Si è trattato di attacchi complessi e coordinati, compiuti quasi contemporaneamente in più punti della città da cellule composte da decine di ragazzi, che per mesi hanno agito spostandosi tra il Belgio (ove avevano la loro safe zone) e la Francia, compiendo anche altri attacchi di portata più limitata. Gli attentati di Parigi e Bruxelles furono immediatamente rivendicati attraverso organi mediatici ufficiali di Is, con rivendicazioni ricche di dettagli, che andavano ben oltre quello che si poteva sapere leggendo i giornali. Entro pochi giorni, Is diffuse foto degli attentatori in mimetica per mostrare la loro presenza nelle terre del Califfato nei mesi precedenti. Dal numeroso materiale reperibile online, emerge come si sia trattato di attacchi condotti da cellule composte da foreign fighter di ritorno e homegrown terrorist, spesso a essi legati da rapporti di parentela o amicizia, coordinati da Is tramite la sua agenzia per le azioni esterne Emni, il cui compito è quello di inviare dei foreign fighter indietro in Europa per reclutare e addestrare altri giovani, con cui portare a termine attacchi che godono, nella fase realizzativa, di un elevato grado di autonomia – circostanza che talvolta limita, fortunatamente, il numero delle vittime a causa di errori nella scelta di obiettivi, tempi e modalità operative. Nella categoria degli attacchi ispirati da Aq o Is, ma nei quali c’è un contatto almeno informatico tra gli attentatori e l’organizzazione terrorista, rientrano la maggior parte degli attacchi commessi in Europa nell’ultimo anno (con un picco tra giugno e luglio 2016 dopo l’invito dell’allora portavoce di Is, Adnani, a colpire durante il Ramadan dopo aver pubblicamente giurato fedeltà al Califfato).
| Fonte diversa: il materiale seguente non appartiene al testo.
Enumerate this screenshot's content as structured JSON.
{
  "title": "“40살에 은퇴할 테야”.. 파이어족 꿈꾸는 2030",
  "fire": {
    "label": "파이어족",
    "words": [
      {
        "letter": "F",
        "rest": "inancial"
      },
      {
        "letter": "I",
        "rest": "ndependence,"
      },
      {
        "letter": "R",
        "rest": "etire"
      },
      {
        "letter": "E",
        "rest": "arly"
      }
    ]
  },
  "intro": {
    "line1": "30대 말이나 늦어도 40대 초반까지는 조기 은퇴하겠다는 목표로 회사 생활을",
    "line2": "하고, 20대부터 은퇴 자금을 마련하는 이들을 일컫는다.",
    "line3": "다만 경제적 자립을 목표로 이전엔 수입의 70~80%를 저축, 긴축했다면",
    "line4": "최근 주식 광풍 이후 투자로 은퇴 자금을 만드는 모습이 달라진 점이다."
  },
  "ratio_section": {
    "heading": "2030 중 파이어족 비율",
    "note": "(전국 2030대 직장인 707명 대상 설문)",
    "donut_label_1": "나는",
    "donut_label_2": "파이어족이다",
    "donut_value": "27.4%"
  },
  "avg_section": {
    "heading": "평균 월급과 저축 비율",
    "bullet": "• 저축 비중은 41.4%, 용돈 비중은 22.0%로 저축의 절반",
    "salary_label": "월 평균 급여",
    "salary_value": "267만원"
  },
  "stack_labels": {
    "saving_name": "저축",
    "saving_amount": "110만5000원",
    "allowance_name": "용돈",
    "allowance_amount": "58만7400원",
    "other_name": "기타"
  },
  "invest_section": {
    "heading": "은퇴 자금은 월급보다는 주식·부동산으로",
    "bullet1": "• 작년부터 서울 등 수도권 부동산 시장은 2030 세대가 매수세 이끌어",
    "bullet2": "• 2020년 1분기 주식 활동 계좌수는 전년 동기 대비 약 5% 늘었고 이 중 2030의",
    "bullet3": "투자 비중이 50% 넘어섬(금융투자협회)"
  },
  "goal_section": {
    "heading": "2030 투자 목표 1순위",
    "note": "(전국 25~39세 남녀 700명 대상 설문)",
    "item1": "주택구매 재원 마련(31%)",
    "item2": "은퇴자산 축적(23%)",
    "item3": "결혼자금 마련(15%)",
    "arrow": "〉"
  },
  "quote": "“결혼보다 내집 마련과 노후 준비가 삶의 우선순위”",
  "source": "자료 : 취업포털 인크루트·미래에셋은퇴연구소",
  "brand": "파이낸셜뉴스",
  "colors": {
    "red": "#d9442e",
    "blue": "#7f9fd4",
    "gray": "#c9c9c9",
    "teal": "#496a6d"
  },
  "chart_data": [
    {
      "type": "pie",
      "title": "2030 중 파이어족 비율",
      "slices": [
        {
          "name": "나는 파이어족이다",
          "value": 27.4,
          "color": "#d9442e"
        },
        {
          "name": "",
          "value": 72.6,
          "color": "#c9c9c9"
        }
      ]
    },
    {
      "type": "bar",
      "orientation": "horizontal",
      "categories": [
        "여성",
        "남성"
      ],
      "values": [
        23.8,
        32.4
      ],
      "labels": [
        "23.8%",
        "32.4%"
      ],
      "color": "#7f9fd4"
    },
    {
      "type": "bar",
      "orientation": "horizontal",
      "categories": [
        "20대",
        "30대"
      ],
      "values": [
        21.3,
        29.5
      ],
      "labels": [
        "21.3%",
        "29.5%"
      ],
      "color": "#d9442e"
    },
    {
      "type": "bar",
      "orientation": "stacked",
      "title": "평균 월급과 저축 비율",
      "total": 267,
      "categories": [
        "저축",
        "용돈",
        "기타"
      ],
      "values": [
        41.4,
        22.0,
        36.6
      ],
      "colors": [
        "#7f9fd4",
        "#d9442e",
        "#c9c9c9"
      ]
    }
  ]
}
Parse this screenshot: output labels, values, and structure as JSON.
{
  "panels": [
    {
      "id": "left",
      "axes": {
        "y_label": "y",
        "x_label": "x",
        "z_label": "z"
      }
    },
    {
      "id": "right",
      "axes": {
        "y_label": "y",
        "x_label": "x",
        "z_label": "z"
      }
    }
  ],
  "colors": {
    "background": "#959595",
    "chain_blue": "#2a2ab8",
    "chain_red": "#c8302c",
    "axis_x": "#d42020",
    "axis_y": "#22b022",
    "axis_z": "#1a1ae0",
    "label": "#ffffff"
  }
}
Si tratta di azioni rivendicate dall’agenzia stampa Amaq, molto vicina a Is, con brevi comunicati, privi di qualsivoglia particolare, nei quali è affermato che “secondo una fonte” e “in risposta alla chiamata” ha agito “un soldato del Califfato”. Normalmente, a tali rivendicazioni segue entro un paio di giorni la diffusione, sempre da parte di Amaq, di video in cui gli attentatori prima di entrare in azione giurano fedeltà al Califfato. Infine, la terza categoria è composta da quegli attacchi esclusivamente ispirati ad Aq o Is.
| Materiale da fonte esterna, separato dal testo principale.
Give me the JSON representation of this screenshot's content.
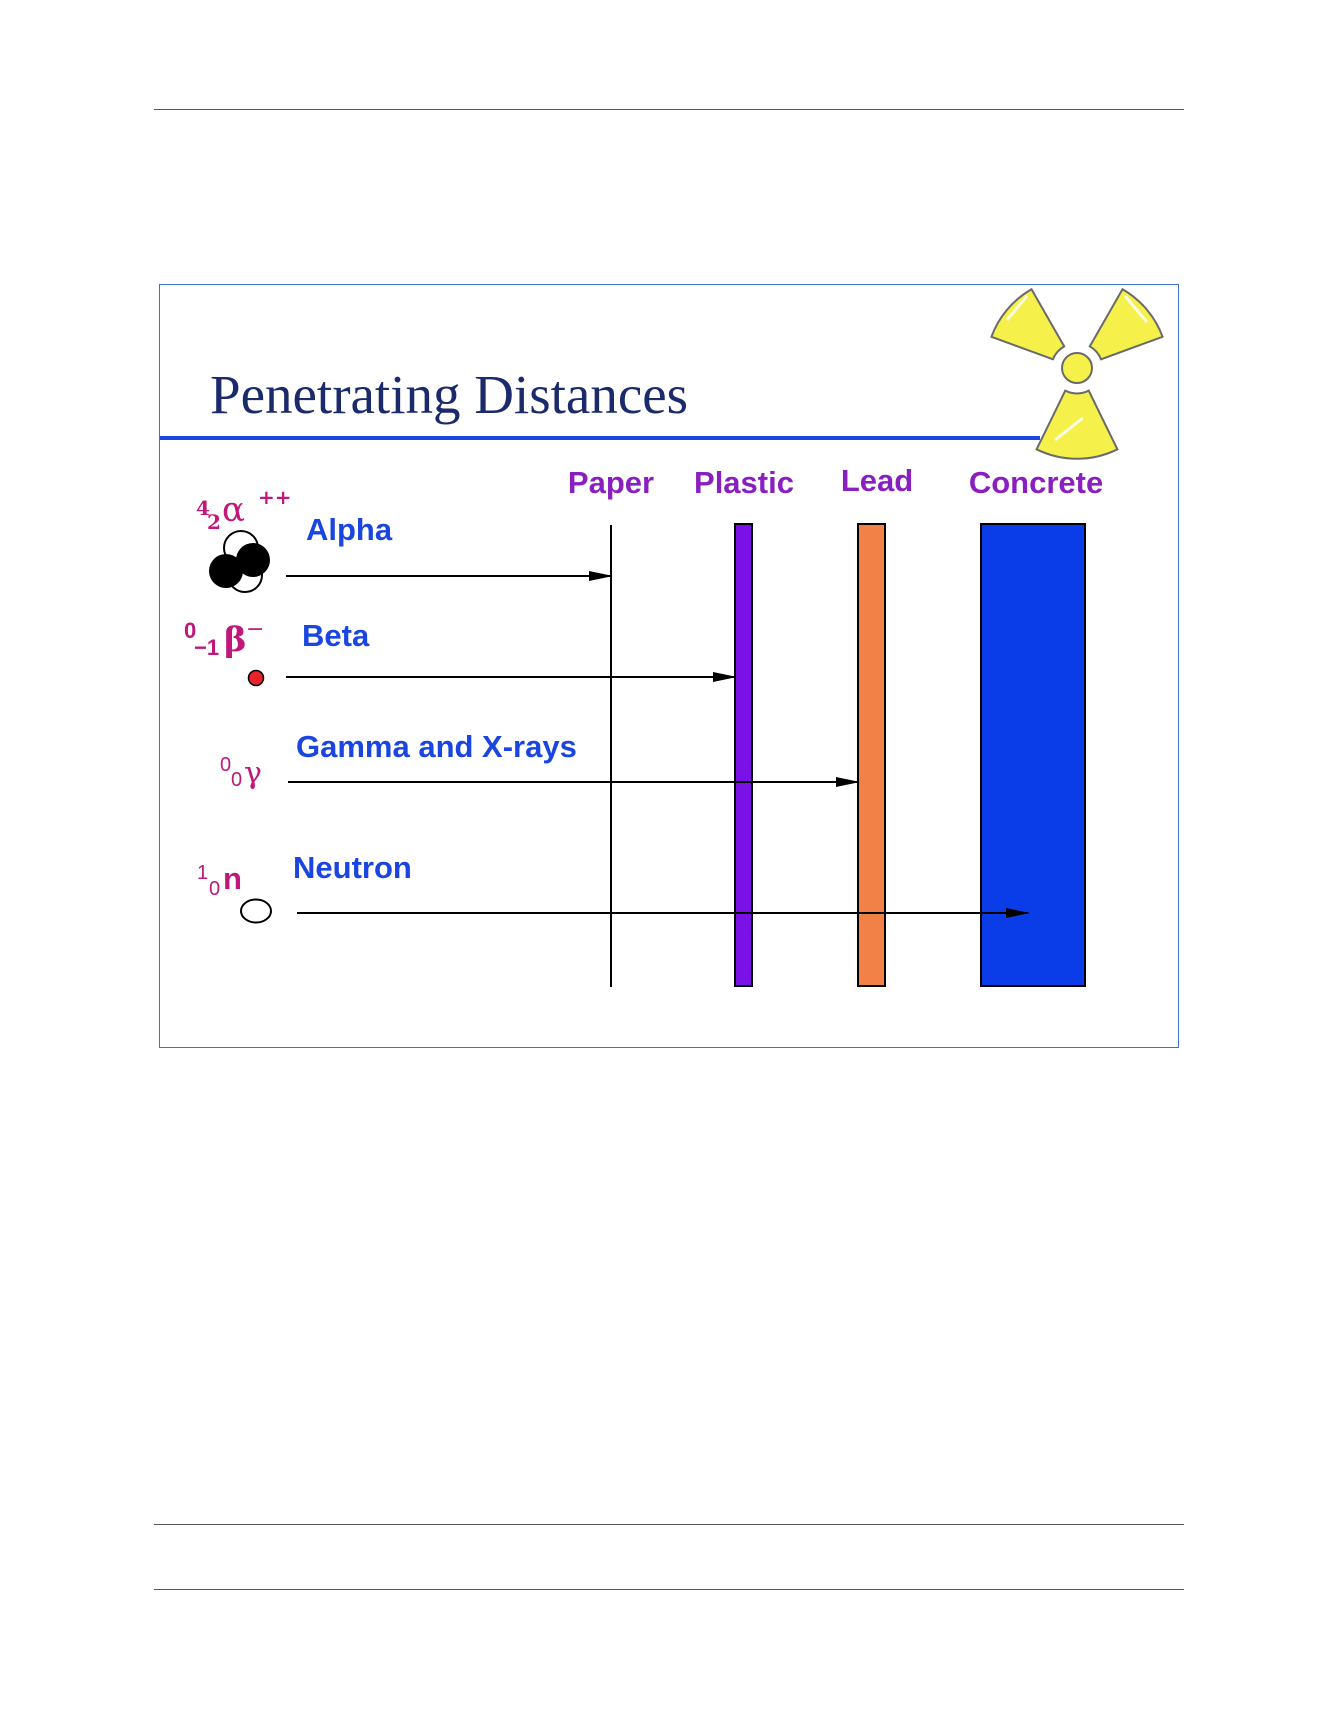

Tra di essi troviamo uno dei più sanguinosi, quello compiuto con un tir sul lungomare di Nizza la sera del 14 luglio 2016, che è stato sfruttato da Is con una rivendicazione di Amaq diffusa due giorni dopo, ma in un certo senso rivendicato anche da Aq (tramite un numero speciale della citata rivista Inspire, la prima che sin dal 2010 aveva indicato l’utilizzo di potenti veicoli in aree pedonali come modalità d’azione). Alla luce di quest’analisi, è chiaro che raramente siamo di fronte a veri lupi solitari, mentre è spesso presente un legame con un gruppo jihadista. Ma si tratta normalmente di un legame molto debole, spesso solo nominale: come emerso anche da alcuni diari e da altro materiale ritrovato nei computer degli attentatori, per i giovani autori del terrorismo “fai da te” è il più delle volte irrilevante agire in nome di Aq o di Is, o di un jihadista considerato autorevole.
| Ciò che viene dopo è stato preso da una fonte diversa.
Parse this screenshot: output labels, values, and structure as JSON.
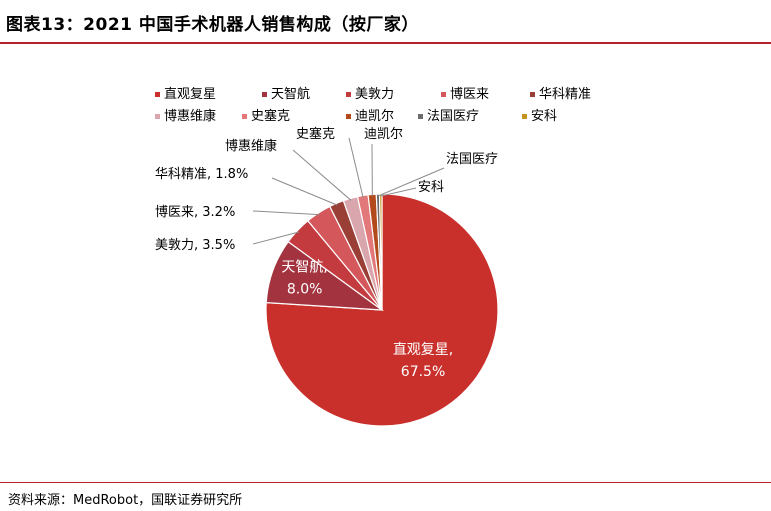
{
  "header": {
    "title": "图表13：2021 中国手术机器人销售构成（按厂家）"
  },
  "footer": {
    "source": "资料来源：MedRobot，国联证券研究所"
  },
  "colors": {
    "accent": "#b5202b"
  },
  "chart_data": {
    "type": "pie",
    "title": "",
    "legend_position": "top",
    "categories": [
      "直观复星",
      "天智航",
      "美敦力",
      "博医来",
      "华科精准",
      "博惠维康",
      "史塞克",
      "迪凯尔",
      "法国医疗",
      "安科"
    ],
    "values": [
      67.5,
      8.0,
      3.5,
      3.2,
      1.8,
      1.8,
      1.3,
      1.0,
      0.4,
      0.3
    ],
    "colors": [
      "#c9302c",
      "#a3343f",
      "#c33a3f",
      "#d4575b",
      "#9a3f35",
      "#d9a6ad",
      "#e3787a",
      "#b24a1c",
      "#6b6b6b",
      "#c4951e"
    ],
    "labels": [
      {
        "name": "直观复星",
        "value": "67.5%"
      },
      {
        "name": "天智航",
        "value": "8.0%"
      },
      {
        "name": "美敦力",
        "value": "3.5%"
      },
      {
        "name": "博医来",
        "value": "3.2%"
      },
      {
        "name": "华科精准",
        "value": "1.8%"
      },
      {
        "name": "博惠维康",
        "value": ""
      },
      {
        "name": "史塞克",
        "value": ""
      },
      {
        "name": "迪凯尔",
        "value": ""
      },
      {
        "name": "法国医疗",
        "value": ""
      },
      {
        "name": "安科",
        "value": ""
      }
    ]
  }
}
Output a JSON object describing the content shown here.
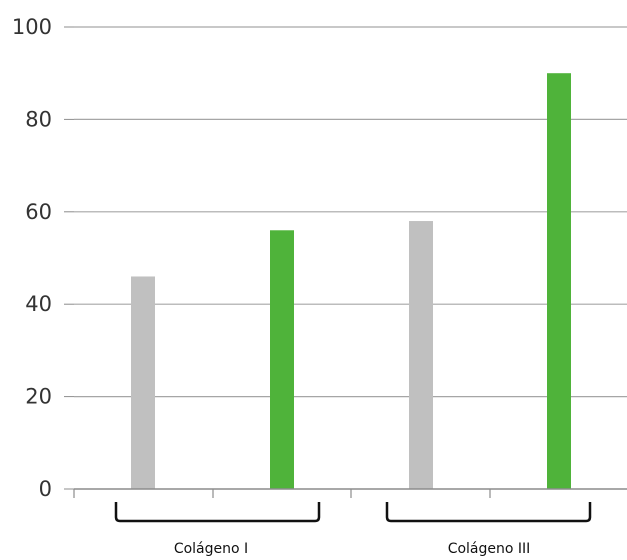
{
  "chart_data": {
    "type": "bar",
    "title": "",
    "xlabel": "",
    "ylabel": "",
    "ylim": [
      0,
      100
    ],
    "yticks": [
      0,
      20,
      40,
      60,
      80,
      100
    ],
    "grid": true,
    "groups": [
      "Colágeno I",
      "Colágeno III"
    ],
    "bars": [
      {
        "group": "Colágeno I",
        "value": 46,
        "color": "#c0c0c0"
      },
      {
        "group": "Colágeno I",
        "value": 56,
        "color": "#4fb33a"
      },
      {
        "group": "Colágeno III",
        "value": 58,
        "color": "#c0c0c0"
      },
      {
        "group": "Colágeno III",
        "value": 90,
        "color": "#4fb33a"
      }
    ],
    "colors": {
      "grid": "#a6a6a6",
      "axis": "#8c8c8c",
      "bracket": "#111111"
    }
  }
}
Essi vivono in occidente, sono fuori dalle lotte di potere che costituiscono la motivazione principale della spaccatura tra chi è fedele ad al-Zawahiri e chi ha scelto di seguire al-Baghdadi: questi giovani, divisi tra due mondi e a loro giudizio da entrambi non pienamente accettati, vogliono solo trovare un’identità e riscattare le proprie vite attaccando quelli che la propaganda jihadista addita come infedeli. Ne consegue che la caduta del Califfato e il ridimensionamento dell’imponente azione mediatica di Is non comporteranno la fine degli attacchi in occidente, così come non la comportò l’uccisione del suo ideatore, l’imam Awlaki, nel settembre 2011. È anzi probabile che il ritorno di un considerevole numero di foreign fighter farà aumentare questo fenomeno, che costituisce il vero rischio per le nostre città, mentre spesso le parole dei gruppi jihadisti sono solo minacce mediatiche.